【予報士解説】東京などで記録的な日照不足 長雨いつまで…原因は?
秋雨前線の停滞によって異例の長雨が続いていますが、この先も雨は続くのか、気象予報士の木原実さんに聞きました。
■9月上旬は日差し少なく…都心は平年の2割未満
11日(金)も、西日本から東日本の太平洋側を活発な雨雲が通過し、東京都心でも一時、本降りの雨になりました。長らく秋雨前線が停滞していて、東京では久しく青空が広がっていません。
9月1日~10日までの日照時間の平年比を見ると、平年を上回っているのは北海道や青森県の一部のみで、その他の地域は平年を下回っている所がほとんど。
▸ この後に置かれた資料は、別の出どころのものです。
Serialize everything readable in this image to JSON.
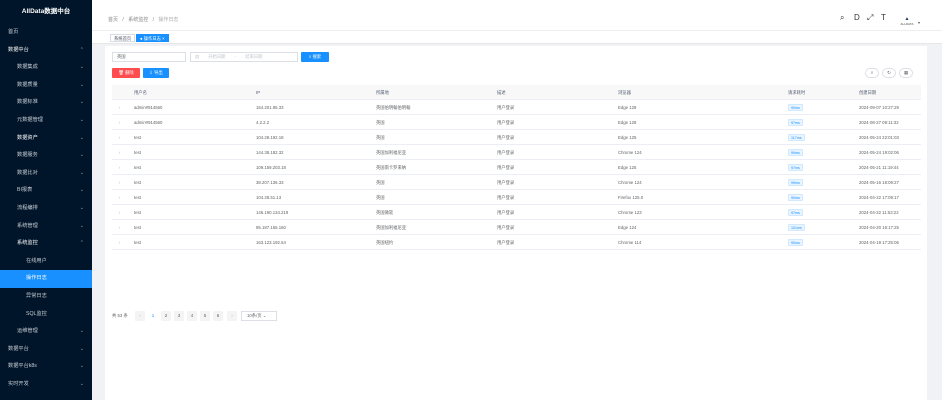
{
  "app": {
    "title": "AllData数据中台"
  },
  "sidebar": {
    "items": [
      {
        "label": "首页",
        "level": 0,
        "chevron": ""
      },
      {
        "label": "数据中台",
        "level": 0,
        "chevron": "⌃",
        "bright": true
      },
      {
        "label": "数据集成",
        "level": 1,
        "chevron": "⌄"
      },
      {
        "label": "数据质量",
        "level": 1,
        "chevron": "⌄"
      },
      {
        "label": "数据标准",
        "level": 1,
        "chevron": "⌄"
      },
      {
        "label": "元数据管理",
        "level": 1,
        "chevron": "⌄"
      },
      {
        "label": "数据资产",
        "level": 1,
        "chevron": "⌄",
        "bright": true
      },
      {
        "label": "数据服务",
        "level": 1,
        "chevron": "⌄"
      },
      {
        "label": "数据比对",
        "level": 1,
        "chevron": "⌄"
      },
      {
        "label": "BI报表",
        "level": 1,
        "chevron": "⌄"
      },
      {
        "label": "流程编排",
        "level": 1,
        "chevron": "⌄"
      },
      {
        "label": "系统管理",
        "level": 1,
        "chevron": "⌄"
      },
      {
        "label": "系统监控",
        "level": 1,
        "chevron": "⌃",
        "bright": true
      },
      {
        "label": "在线用户",
        "level": 2,
        "chevron": ""
      },
      {
        "label": "操作日志",
        "level": 2,
        "chevron": "",
        "active": true
      },
      {
        "label": "异常日志",
        "level": 2,
        "chevron": ""
      },
      {
        "label": "SQL监控",
        "level": 2,
        "chevron": ""
      },
      {
        "label": "运维管理",
        "level": 1,
        "chevron": "⌄"
      },
      {
        "label": "数据平台",
        "level": 0,
        "chevron": "⌄"
      },
      {
        "label": "数据平台k8s",
        "level": 0,
        "chevron": "⌄"
      },
      {
        "label": "实时开发",
        "level": 0,
        "chevron": "⌄"
      }
    ]
  },
  "breadcrumb": {
    "items": [
      "首页",
      "系统监控",
      "操作日志"
    ],
    "sep": "/"
  },
  "header_icons": {
    "search": "⌕",
    "doc": "D",
    "fullscreen": "⤢",
    "font": "T",
    "avatar_text": "ALLDATA",
    "caret": "▾"
  },
  "tags": {
    "home": "系统首页",
    "current": "● 操作日志 ×"
  },
  "search": {
    "keyword_value": "英国",
    "date_icon": "▤",
    "start_placeholder": "开始日期",
    "date_sep": "-",
    "end_placeholder": "结束日期",
    "search_button": "⌕ 搜索"
  },
  "toolbar": {
    "delete_button": "🗑 删除",
    "export_button": "⇩ 导出",
    "tool_search": "⌕",
    "tool_refresh": "↻",
    "tool_columns": "▦"
  },
  "table": {
    "headers": [
      "",
      "用户名",
      "IP",
      "所属地",
      "描述",
      "浏览器",
      "请求耗时",
      "创建日期"
    ],
    "rows": [
      {
        "expand": "›",
        "user": "admin#914560",
        "ip": "154.201.95.33",
        "location": "英国伯明翰伯明翰",
        "desc": "用户登录",
        "browser": "Edge 128",
        "duration": "90ms",
        "date": "2024-09-07 10:27:29"
      },
      {
        "expand": "›",
        "user": "admin#914560",
        "ip": "4.2.2.2",
        "location": "英国",
        "desc": "用户登录",
        "browser": "Edge 128",
        "duration": "97ms",
        "date": "2024-08-27 09:11:32"
      },
      {
        "expand": "›",
        "user": "test",
        "ip": "104.28.192.18",
        "location": "英国",
        "desc": "用户登录",
        "browser": "Edge 125",
        "duration": "117ms",
        "date": "2024-05-24 22:01:03"
      },
      {
        "expand": "›",
        "user": "test",
        "ip": "144.38.182.32",
        "location": "英国加利福尼亚",
        "desc": "用户登录",
        "browser": "Chrome 124",
        "duration": "99ms",
        "date": "2024-05-24 19:02:06"
      },
      {
        "expand": "›",
        "user": "test",
        "ip": "109.159.203.18",
        "location": "英国南卡罗来纳",
        "desc": "用户登录",
        "browser": "Edge 125",
        "duration": "97ms",
        "date": "2024-05-21 11:19:44"
      },
      {
        "expand": "›",
        "user": "test",
        "ip": "38.207.136.33",
        "location": "英国",
        "desc": "用户登录",
        "browser": "Chrome 124",
        "duration": "99ms",
        "date": "2024-05-16 18:09:27"
      },
      {
        "expand": "›",
        "user": "test",
        "ip": "104.28.51.13",
        "location": "英国",
        "desc": "用户登录",
        "browser": "Firefox 125.0",
        "duration": "90ms",
        "date": "2024-04-22 17:09:17"
      },
      {
        "expand": "›",
        "user": "test",
        "ip": "146.190.134.219",
        "location": "英国微软",
        "desc": "用户登录",
        "browser": "Chrome 123",
        "duration": "97ms",
        "date": "2024-04-22 11:53:22"
      },
      {
        "expand": "›",
        "user": "test",
        "ip": "95.187.165.160",
        "location": "英国加利福尼亚",
        "desc": "用户登录",
        "browser": "Edge 124",
        "duration": "101ms",
        "date": "2024-04-20 16:17:25"
      },
      {
        "expand": "›",
        "user": "test",
        "ip": "163.123.192.54",
        "location": "英国纽约",
        "desc": "用户登录",
        "browser": "Chrome 114",
        "duration": "90ms",
        "date": "2024-04-19 17:25:06"
      }
    ]
  },
  "pagination": {
    "total": "共 53 条",
    "prev": "‹",
    "pages": [
      "1",
      "2",
      "3",
      "4",
      "5",
      "6"
    ],
    "next": "›",
    "current": "1",
    "page_size": "10条/页 ⌄"
  }
}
特に西日本から東日本の太平洋側は顕著に少なくなっていて、東京都心では10日間の合計の日照時間が7.4時間(約45分/日)と、9月上旬としては1961年からある統計史上もっとも少なくなりました。さらに三重県の尾鷲では、10日間の日照時間が1.8時間(約11分/日)と、平年の4%にとどまりました。
■関東は12日(土)も午前中心に傘必要
11日(金)夜は再び東海から関東付近に雨雲が広がる予想で、12日(土)午前中にかけて関東でも沿岸部を中心に本降りとなりそうです。午後になると雨のやむ所が多いですが、これで終わりではありません。
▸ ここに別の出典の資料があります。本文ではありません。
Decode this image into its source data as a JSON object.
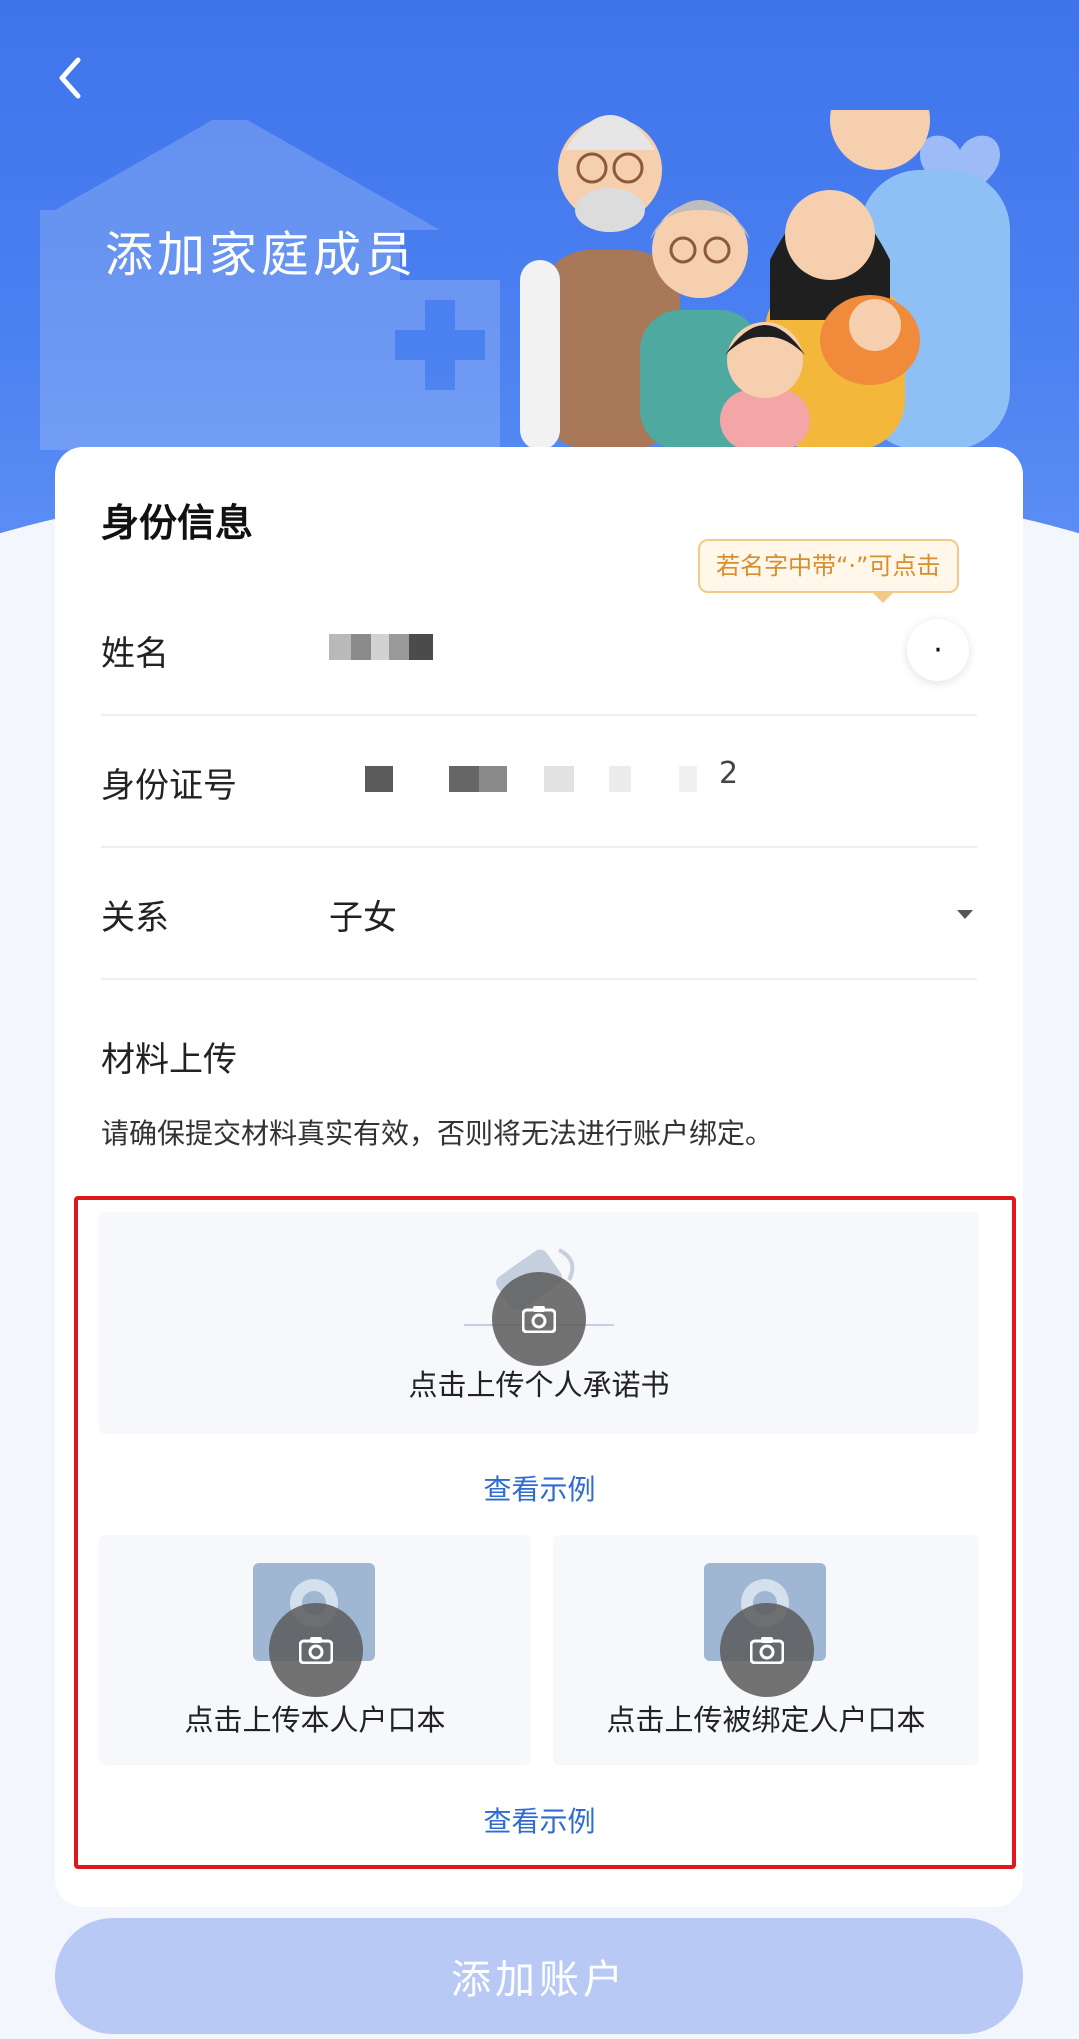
{
  "header": {
    "title": "添加家庭成员"
  },
  "identity": {
    "section_title": "身份信息",
    "tip": "若名字中带“·”可点击",
    "dot_button": "·",
    "name_label": "姓名",
    "id_label": "身份证号",
    "id_visible_char": "2",
    "relation_label": "关系",
    "relation_value": "子女"
  },
  "upload": {
    "title": "材料上传",
    "hint": "请确保提交材料真实有效，否则将无法进行账户绑定。",
    "pledge_label": "点击上传个人承诺书",
    "example_1": "查看示例",
    "own_hukou_label": "点击上传本人户口本",
    "bound_hukou_label": "点击上传被绑定人户口本",
    "example_2": "查看示例"
  },
  "footer": {
    "submit_label": "添加账户"
  },
  "colors": {
    "header_blue": "#4a80f0",
    "button_disabled": "#b9c9f5",
    "highlight_frame": "#e0181b",
    "tip_orange": "#d98d2b",
    "link_blue": "#2f6bd0"
  }
}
天気図を見てみると、この先も秋雨前線は本州付近に停滞する予想です。13日(日)以降は広い範囲で雨が予想されていて、特に週明けは日本海側で前線活動が活発化し、金沢など北陸で警報級の大雨となる可能性があります。
■前線の停滞続く 来週の天気は?
西日本や東日本では、来週末にかけて曇りや雨が続く予想です。また、西日本や東日本では12日(土)から14日(月)にかけて再び気温が上がる見込みで、東京も14日(月)は最高気温が32℃と真夏日になる予想です。
19日(土)からはシルバーウイークが始まりますが、現時点では21日(月)頃にかけて広い範囲で雨が予想されていて、さらに、まだ不確実ではあるものの、この頃に熱帯擾乱(じょうらん)が北上してくるという予想も出ています。今後も最新の気象情報をご確認ください。